It didn’t take long.
Kohl’s is looking for once again a CEO to end his decrease by one year after the retailer of department stores in difficulty dismissed Ashley Buchanan only three and a half months after work.
An internal survey revealed that Buchanan directed contracts to a company belonging to a person with whom he has an unpertified “personal relationship”, According to the dry documents. On Thursday, Kohl’s said that Buchanan, who took the reins on January 15, had ordered Kohl to carry out business “on very unusual conditions favorable to the seller” and to conclude “a several million dollar consultation agreement” beneficial for this person, and did not disclose his personal relationship.
The scandal arrives at a bad time for the company: Kohl’s is plagued by a major recovery attempt when it is trying to win back buyers in a difficult retail environment. Buchanan had not had time to formulate his recovery plan and was still in the diagnostic phase. Now, her rapid eviction means that Kohl must start another CEO search – something that will keep a cloud of uncertainty about the company when it fights to reverse its fortune.

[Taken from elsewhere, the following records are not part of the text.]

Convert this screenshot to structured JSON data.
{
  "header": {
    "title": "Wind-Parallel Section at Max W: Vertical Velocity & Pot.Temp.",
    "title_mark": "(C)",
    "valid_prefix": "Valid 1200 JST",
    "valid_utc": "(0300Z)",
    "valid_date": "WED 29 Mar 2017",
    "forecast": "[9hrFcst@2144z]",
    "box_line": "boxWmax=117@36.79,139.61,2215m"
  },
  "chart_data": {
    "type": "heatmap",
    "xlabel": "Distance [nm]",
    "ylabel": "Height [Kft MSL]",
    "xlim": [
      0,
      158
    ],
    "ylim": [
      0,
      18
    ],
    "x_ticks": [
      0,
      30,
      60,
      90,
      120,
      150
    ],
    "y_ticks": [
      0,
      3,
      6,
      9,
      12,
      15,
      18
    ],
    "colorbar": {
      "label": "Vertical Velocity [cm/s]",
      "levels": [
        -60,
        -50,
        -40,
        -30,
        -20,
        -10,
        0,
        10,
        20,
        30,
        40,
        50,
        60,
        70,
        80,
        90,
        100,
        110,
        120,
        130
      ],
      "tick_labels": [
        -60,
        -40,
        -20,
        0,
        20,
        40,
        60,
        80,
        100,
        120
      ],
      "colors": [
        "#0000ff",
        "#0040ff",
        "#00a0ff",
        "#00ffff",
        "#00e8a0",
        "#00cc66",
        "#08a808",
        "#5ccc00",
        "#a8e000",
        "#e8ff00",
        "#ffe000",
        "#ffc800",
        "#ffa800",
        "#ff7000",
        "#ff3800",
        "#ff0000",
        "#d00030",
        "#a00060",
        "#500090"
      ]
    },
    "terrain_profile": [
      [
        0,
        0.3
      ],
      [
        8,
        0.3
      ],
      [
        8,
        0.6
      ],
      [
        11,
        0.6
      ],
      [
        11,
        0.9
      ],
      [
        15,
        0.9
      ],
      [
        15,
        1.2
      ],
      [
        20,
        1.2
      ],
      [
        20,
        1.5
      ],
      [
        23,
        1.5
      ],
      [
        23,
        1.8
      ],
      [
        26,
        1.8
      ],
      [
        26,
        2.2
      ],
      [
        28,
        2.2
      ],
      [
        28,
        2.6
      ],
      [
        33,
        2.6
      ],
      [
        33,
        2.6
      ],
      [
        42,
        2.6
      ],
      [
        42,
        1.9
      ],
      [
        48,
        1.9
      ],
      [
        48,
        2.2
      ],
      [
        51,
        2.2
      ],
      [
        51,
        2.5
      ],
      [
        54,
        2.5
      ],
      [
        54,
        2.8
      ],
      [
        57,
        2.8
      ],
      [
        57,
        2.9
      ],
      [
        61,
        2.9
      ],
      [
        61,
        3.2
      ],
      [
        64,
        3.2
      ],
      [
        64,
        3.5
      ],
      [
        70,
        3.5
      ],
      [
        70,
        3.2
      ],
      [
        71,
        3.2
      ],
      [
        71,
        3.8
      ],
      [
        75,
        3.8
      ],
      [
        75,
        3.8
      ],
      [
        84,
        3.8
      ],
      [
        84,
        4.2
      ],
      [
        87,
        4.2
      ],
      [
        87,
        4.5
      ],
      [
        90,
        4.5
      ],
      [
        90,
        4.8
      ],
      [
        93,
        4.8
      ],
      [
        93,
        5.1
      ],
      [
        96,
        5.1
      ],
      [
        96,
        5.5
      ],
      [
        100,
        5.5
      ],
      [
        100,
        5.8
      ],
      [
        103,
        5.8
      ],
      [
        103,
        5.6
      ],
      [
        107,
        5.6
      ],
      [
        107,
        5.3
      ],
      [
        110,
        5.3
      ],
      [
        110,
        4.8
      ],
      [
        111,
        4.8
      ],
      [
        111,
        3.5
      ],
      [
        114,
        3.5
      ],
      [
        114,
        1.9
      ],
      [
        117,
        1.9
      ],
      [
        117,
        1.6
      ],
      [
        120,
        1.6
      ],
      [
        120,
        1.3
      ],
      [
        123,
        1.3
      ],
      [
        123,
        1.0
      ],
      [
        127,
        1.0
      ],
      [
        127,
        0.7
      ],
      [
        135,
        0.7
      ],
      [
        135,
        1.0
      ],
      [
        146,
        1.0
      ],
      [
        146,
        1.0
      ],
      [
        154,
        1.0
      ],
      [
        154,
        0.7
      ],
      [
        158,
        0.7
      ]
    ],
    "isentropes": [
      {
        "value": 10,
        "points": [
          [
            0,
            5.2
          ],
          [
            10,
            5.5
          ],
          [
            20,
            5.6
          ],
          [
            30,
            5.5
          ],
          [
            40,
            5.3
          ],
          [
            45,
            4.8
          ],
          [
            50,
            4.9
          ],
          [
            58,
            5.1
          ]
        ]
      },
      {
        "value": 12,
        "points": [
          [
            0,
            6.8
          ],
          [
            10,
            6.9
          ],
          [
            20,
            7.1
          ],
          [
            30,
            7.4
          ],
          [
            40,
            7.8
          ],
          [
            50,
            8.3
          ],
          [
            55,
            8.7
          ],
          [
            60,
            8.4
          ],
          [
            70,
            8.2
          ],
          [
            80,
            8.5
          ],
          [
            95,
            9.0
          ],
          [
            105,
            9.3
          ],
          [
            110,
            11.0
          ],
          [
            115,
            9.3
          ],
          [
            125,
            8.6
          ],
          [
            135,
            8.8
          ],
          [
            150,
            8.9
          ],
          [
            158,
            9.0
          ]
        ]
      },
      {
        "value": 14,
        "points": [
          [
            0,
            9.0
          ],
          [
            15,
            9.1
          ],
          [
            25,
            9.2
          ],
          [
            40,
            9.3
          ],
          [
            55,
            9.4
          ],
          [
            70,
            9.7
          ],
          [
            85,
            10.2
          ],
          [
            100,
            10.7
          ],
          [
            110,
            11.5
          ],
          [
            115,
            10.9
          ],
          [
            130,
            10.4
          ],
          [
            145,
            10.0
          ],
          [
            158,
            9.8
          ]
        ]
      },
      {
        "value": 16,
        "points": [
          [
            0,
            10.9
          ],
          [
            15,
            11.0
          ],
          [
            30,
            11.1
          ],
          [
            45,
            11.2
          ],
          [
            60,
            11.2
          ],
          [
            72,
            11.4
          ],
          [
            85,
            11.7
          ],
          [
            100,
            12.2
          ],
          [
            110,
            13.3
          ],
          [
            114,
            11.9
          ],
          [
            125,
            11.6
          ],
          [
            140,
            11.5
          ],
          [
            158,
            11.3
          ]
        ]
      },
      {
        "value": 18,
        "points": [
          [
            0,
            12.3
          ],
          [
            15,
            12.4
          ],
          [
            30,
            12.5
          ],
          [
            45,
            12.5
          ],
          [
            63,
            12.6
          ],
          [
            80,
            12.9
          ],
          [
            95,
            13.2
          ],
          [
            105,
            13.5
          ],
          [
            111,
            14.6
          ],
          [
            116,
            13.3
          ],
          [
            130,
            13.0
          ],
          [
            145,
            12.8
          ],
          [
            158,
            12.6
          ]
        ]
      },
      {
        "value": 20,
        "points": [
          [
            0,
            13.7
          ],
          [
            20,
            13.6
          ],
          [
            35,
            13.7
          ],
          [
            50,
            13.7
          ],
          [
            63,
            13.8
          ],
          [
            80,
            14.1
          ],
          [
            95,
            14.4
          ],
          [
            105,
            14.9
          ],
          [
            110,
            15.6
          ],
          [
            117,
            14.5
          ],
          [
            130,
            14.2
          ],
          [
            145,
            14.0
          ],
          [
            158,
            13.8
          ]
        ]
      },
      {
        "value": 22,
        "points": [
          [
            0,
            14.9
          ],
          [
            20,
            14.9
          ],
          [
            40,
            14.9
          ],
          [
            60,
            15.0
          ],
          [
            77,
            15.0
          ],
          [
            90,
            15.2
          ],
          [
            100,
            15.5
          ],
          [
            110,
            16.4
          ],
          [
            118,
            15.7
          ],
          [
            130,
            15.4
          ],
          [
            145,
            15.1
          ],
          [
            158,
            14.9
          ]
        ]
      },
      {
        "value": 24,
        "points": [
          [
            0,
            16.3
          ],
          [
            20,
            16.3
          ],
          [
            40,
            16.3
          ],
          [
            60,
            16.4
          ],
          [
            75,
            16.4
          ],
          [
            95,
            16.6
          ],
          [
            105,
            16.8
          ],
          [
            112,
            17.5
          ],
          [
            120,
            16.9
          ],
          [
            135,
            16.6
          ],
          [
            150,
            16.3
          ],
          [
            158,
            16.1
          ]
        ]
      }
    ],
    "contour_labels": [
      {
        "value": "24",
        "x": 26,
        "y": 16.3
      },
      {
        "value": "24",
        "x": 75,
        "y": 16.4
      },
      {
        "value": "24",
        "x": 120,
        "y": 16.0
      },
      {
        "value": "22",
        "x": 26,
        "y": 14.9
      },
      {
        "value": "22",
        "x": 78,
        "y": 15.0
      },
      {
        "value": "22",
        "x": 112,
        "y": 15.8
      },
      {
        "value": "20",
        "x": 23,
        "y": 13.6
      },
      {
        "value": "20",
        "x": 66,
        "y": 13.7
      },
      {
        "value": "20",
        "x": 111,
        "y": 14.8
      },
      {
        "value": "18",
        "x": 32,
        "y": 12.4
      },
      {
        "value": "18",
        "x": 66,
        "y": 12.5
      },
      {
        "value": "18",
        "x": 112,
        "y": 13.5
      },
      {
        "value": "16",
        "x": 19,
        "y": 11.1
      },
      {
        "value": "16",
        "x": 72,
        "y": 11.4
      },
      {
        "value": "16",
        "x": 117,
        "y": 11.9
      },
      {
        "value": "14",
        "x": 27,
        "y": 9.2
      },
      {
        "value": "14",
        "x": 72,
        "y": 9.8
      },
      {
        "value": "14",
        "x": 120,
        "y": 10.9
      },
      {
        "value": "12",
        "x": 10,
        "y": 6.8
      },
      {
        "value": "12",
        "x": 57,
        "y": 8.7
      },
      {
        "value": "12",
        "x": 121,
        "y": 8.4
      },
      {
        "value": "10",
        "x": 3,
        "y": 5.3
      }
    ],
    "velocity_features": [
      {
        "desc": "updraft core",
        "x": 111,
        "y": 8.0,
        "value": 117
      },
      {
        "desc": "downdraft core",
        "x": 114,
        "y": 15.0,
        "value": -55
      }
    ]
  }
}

Kohl’s reported 12 consecutive quarters of endless income drops. Its store brands fell flat with buyers, and other brands it sells can be found at many other retailers such as Amazon, Target, Dick’s Sporting Goods and Walmart. There have been recent closings and layoffs. Kohl’s will publish results in the first quarter at the end of May, but said that he expects another drop in the quarter that has just finished.

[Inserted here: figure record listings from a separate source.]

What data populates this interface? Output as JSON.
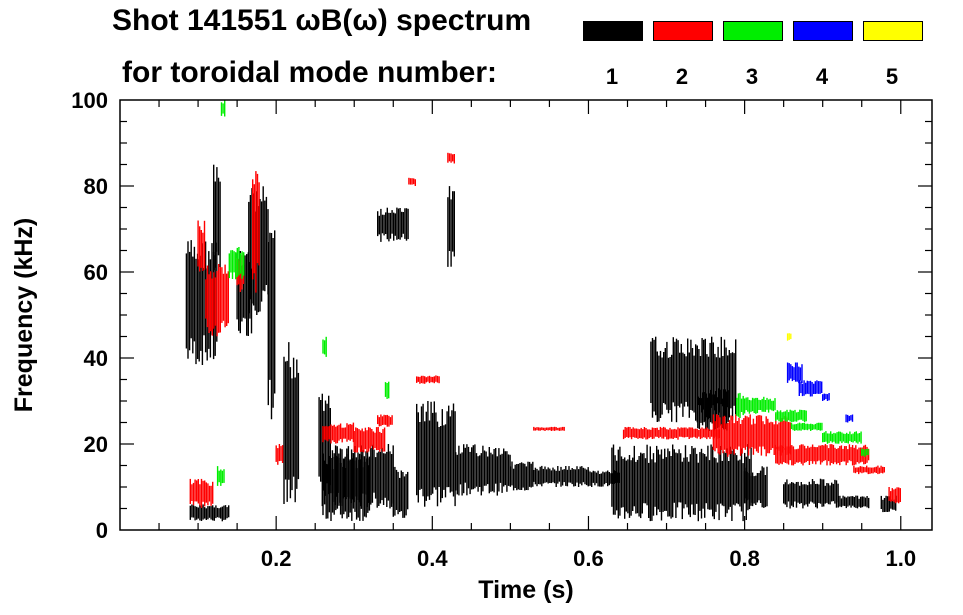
{
  "title_line1": "Shot 141551 ωB(ω) spectrum",
  "title_line2": "for toroidal mode number:",
  "legend": [
    {
      "label": "1",
      "color": "#000000"
    },
    {
      "label": "2",
      "color": "#ff0000"
    },
    {
      "label": "3",
      "color": "#00ee00"
    },
    {
      "label": "4",
      "color": "#0000ff"
    },
    {
      "label": "5",
      "color": "#ffff00"
    }
  ],
  "chart_data": {
    "type": "scatter",
    "title": "Shot 141551 ωB(ω) spectrum",
    "xlabel": "Time (s)",
    "ylabel": "Frequency (kHz)",
    "xlim": [
      0.0,
      1.04
    ],
    "ylim": [
      0,
      100
    ],
    "xticks": [
      0.2,
      0.4,
      0.6,
      0.8,
      1.0
    ],
    "xtick_labels": [
      "0.2",
      "0.4",
      "0.6",
      "0.8",
      "1.0"
    ],
    "yticks": [
      0,
      20,
      40,
      60,
      80,
      100
    ],
    "ytick_labels": [
      "0",
      "20",
      "40",
      "60",
      "80",
      "100"
    ],
    "series": [
      {
        "name": "n=1",
        "color": "#000000",
        "bands": [
          [
            0.085,
            0.125,
            38,
            68
          ],
          [
            0.09,
            0.14,
            2,
            6
          ],
          [
            0.12,
            0.13,
            58,
            85
          ],
          [
            0.15,
            0.17,
            45,
            65
          ],
          [
            0.165,
            0.19,
            50,
            80
          ],
          [
            0.19,
            0.2,
            25,
            70
          ],
          [
            0.21,
            0.23,
            2,
            45
          ],
          [
            0.255,
            0.27,
            5,
            35
          ],
          [
            0.26,
            0.32,
            2,
            18
          ],
          [
            0.27,
            0.35,
            5,
            20
          ],
          [
            0.33,
            0.37,
            67,
            75
          ],
          [
            0.35,
            0.37,
            2,
            15
          ],
          [
            0.38,
            0.43,
            5,
            30
          ],
          [
            0.42,
            0.43,
            60,
            80
          ],
          [
            0.43,
            0.5,
            8,
            20
          ],
          [
            0.5,
            0.53,
            9,
            16
          ],
          [
            0.53,
            0.6,
            10,
            15
          ],
          [
            0.6,
            0.64,
            10,
            14
          ],
          [
            0.63,
            0.81,
            2,
            20
          ],
          [
            0.68,
            0.79,
            25,
            45
          ],
          [
            0.74,
            0.78,
            23,
            33
          ],
          [
            0.8,
            0.83,
            5,
            15
          ],
          [
            0.85,
            0.92,
            5,
            12
          ],
          [
            0.92,
            0.96,
            5,
            8
          ],
          [
            0.975,
            0.995,
            4,
            8
          ]
        ]
      },
      {
        "name": "n=2",
        "color": "#ff0000",
        "bands": [
          [
            0.1,
            0.11,
            60,
            72
          ],
          [
            0.11,
            0.14,
            45,
            62
          ],
          [
            0.15,
            0.16,
            55,
            65
          ],
          [
            0.17,
            0.18,
            55,
            85
          ],
          [
            0.09,
            0.12,
            5,
            12
          ],
          [
            0.2,
            0.21,
            15,
            20
          ],
          [
            0.26,
            0.3,
            20,
            25
          ],
          [
            0.3,
            0.34,
            18,
            24
          ],
          [
            0.33,
            0.35,
            24,
            27
          ],
          [
            0.37,
            0.38,
            80,
            82
          ],
          [
            0.38,
            0.41,
            34,
            36
          ],
          [
            0.42,
            0.43,
            85,
            88
          ],
          [
            0.53,
            0.57,
            23,
            24
          ],
          [
            0.645,
            0.77,
            21,
            24
          ],
          [
            0.76,
            0.86,
            17,
            27
          ],
          [
            0.84,
            0.96,
            15,
            20
          ],
          [
            0.94,
            0.98,
            13,
            15
          ],
          [
            0.985,
            1.0,
            6,
            10
          ]
        ]
      },
      {
        "name": "n=3",
        "color": "#00ee00",
        "bands": [
          [
            0.13,
            0.135,
            96,
            100
          ],
          [
            0.14,
            0.16,
            58,
            66
          ],
          [
            0.125,
            0.135,
            10,
            15
          ],
          [
            0.26,
            0.265,
            40,
            45
          ],
          [
            0.34,
            0.345,
            30,
            35
          ],
          [
            0.79,
            0.8,
            26,
            32
          ],
          [
            0.8,
            0.84,
            27,
            31
          ],
          [
            0.84,
            0.88,
            25,
            28
          ],
          [
            0.86,
            0.9,
            23,
            25
          ],
          [
            0.9,
            0.95,
            20,
            23
          ],
          [
            0.95,
            0.96,
            17,
            19
          ]
        ]
      },
      {
        "name": "n=4",
        "color": "#0000ff",
        "bands": [
          [
            0.855,
            0.875,
            34,
            39
          ],
          [
            0.87,
            0.9,
            31,
            35
          ],
          [
            0.9,
            0.91,
            30,
            32
          ],
          [
            0.93,
            0.94,
            25,
            27
          ]
        ]
      },
      {
        "name": "n=5",
        "color": "#ffff00",
        "bands": [
          [
            0.855,
            0.86,
            44,
            46
          ]
        ]
      }
    ]
  }
}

The next permanent CEO of the company will need time to familiarize itself with the company before formulating a recovery plan. And all this arrives at a particularly terrible moment of the calendar year of any retail company: Kohl’s makes plans and plays orders for the quarter of the lucrative holiday season.

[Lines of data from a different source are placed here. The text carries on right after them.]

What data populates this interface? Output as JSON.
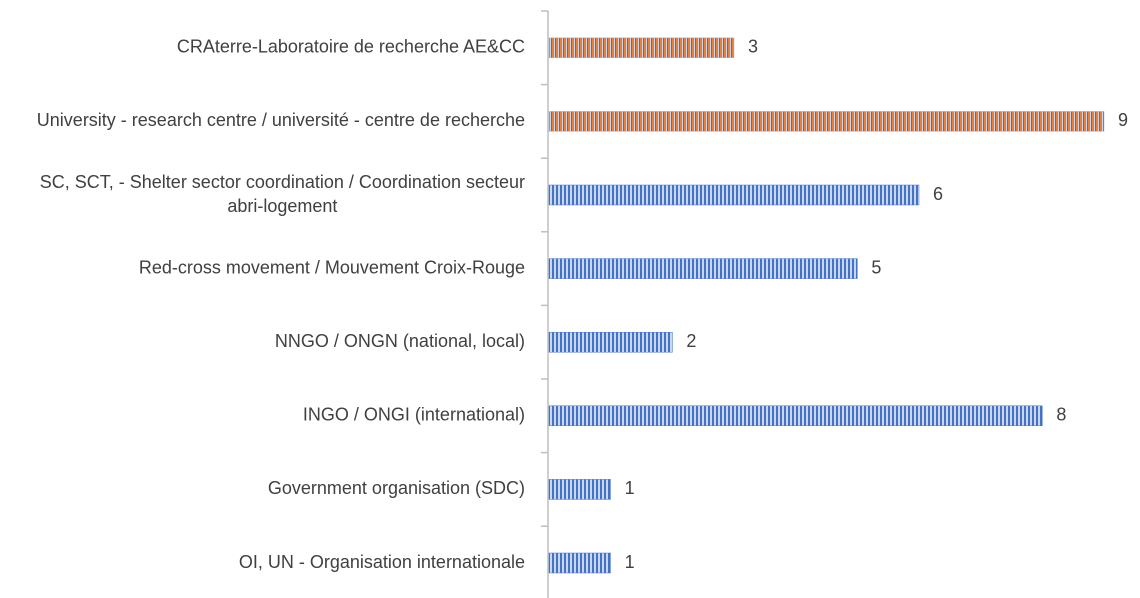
{
  "chart_data": {
    "type": "bar",
    "orientation": "horizontal",
    "categories": [
      "CRAterre-Laboratoire de recherche AE&CC",
      "University - research centre / université - centre de recherche",
      "SC, SCT, - Shelter sector coordination / Coordination secteur abri-logement",
      "Red-cross movement / Mouvement Croix-Rouge",
      "NNGO / ONGN (national, local)",
      "INGO / ONGI (international)",
      "Government organisation (SDC)",
      "OI, UN - Organisation internationale"
    ],
    "values": [
      3,
      9,
      6,
      5,
      2,
      8,
      1,
      1
    ],
    "colors": [
      "#ed7d31",
      "#ed7d31",
      "#4472c4",
      "#4472c4",
      "#4472c4",
      "#4472c4",
      "#4472c4",
      "#4472c4"
    ],
    "stripe_color": "#4472c4"
  }
}
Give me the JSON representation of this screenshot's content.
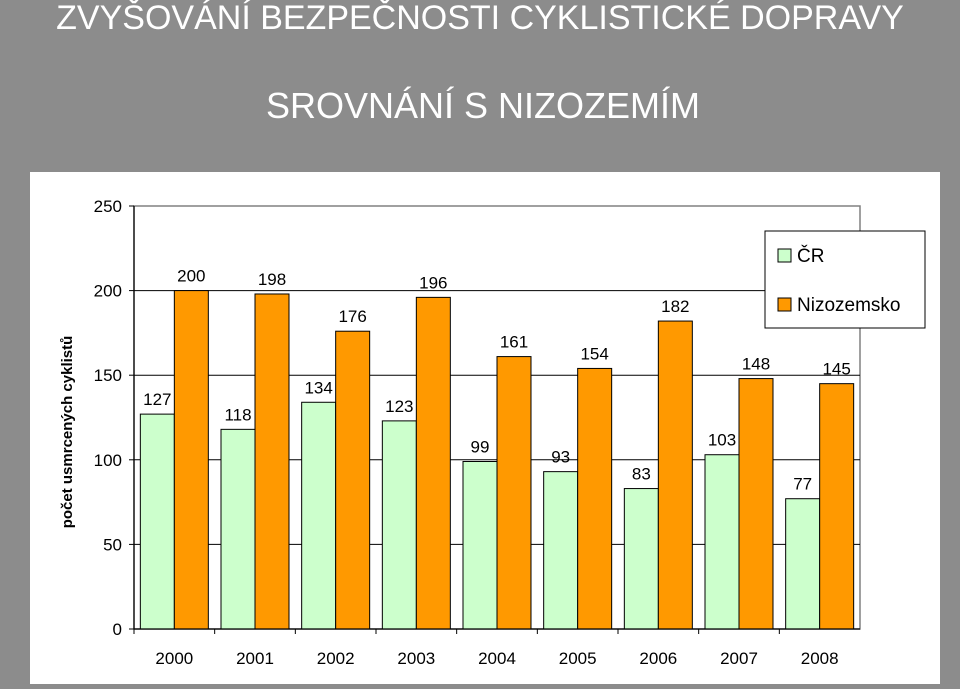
{
  "slide": {
    "title": "ZVYŠOVÁNÍ BEZPEČNOSTI CYKLISTICKÉ DOPRAVY",
    "subtitle": "SROVNÁNÍ S NIZOZEMÍM"
  },
  "chart_data": {
    "type": "bar",
    "title": "",
    "xlabel": "",
    "ylabel": "počet usmrcených cyklistů",
    "ylim": [
      0,
      250
    ],
    "yticks": [
      0,
      50,
      100,
      150,
      200,
      250
    ],
    "grid": true,
    "legend_position": "top-right",
    "categories": [
      "2000",
      "2001",
      "2002",
      "2003",
      "2004",
      "2005",
      "2006",
      "2007",
      "2008"
    ],
    "series": [
      {
        "name": "ČR",
        "color": "#ccffcc",
        "values": [
          127,
          118,
          134,
          123,
          99,
          93,
          83,
          103,
          77
        ]
      },
      {
        "name": "Nizozemsko",
        "color": "#ff9900",
        "values": [
          200,
          198,
          176,
          196,
          161,
          154,
          182,
          148,
          145
        ]
      }
    ]
  }
}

“Kohl’s is without permanent captain at a time when the ship is far from Seaworthy,” wrote Neil Saunders, Managing Director of Globaldata, in a research note. “Kohl now needs to find someone with the skills required to implement a quick turnaround and bring the business back to the front foot. Given the problems deeply anchored to the chain, this could be a major challenge.”
For the moment, President Michael Bender, a framework that has been CEO at the Optique Eyyart Express retailer, and the operations chief of Walmart US E-commerce, will take over as an acting CEO at Kohl’s. It will be up to Bender in the meantime, and potentially another person at the bottom of the road, to solve the problems of the company. But they will then do so that Kohl is sailing on the defections of buyers, the decline in consumer confidence, prices that threaten to make a large part of its goods more expensive and gains in competitors’ market share.
Certainly Bender is probably the right man for work. He has been on the board of directors since 2019 and has been president since last May. This means continuity and solid conduct on business details.
And it should be noted that, whatever the disturbance of another search for the CEO, Wall Street did not seem to worry about the departure of Buchanan: Kohl’s shares increased by 6% in the mid -morning trading.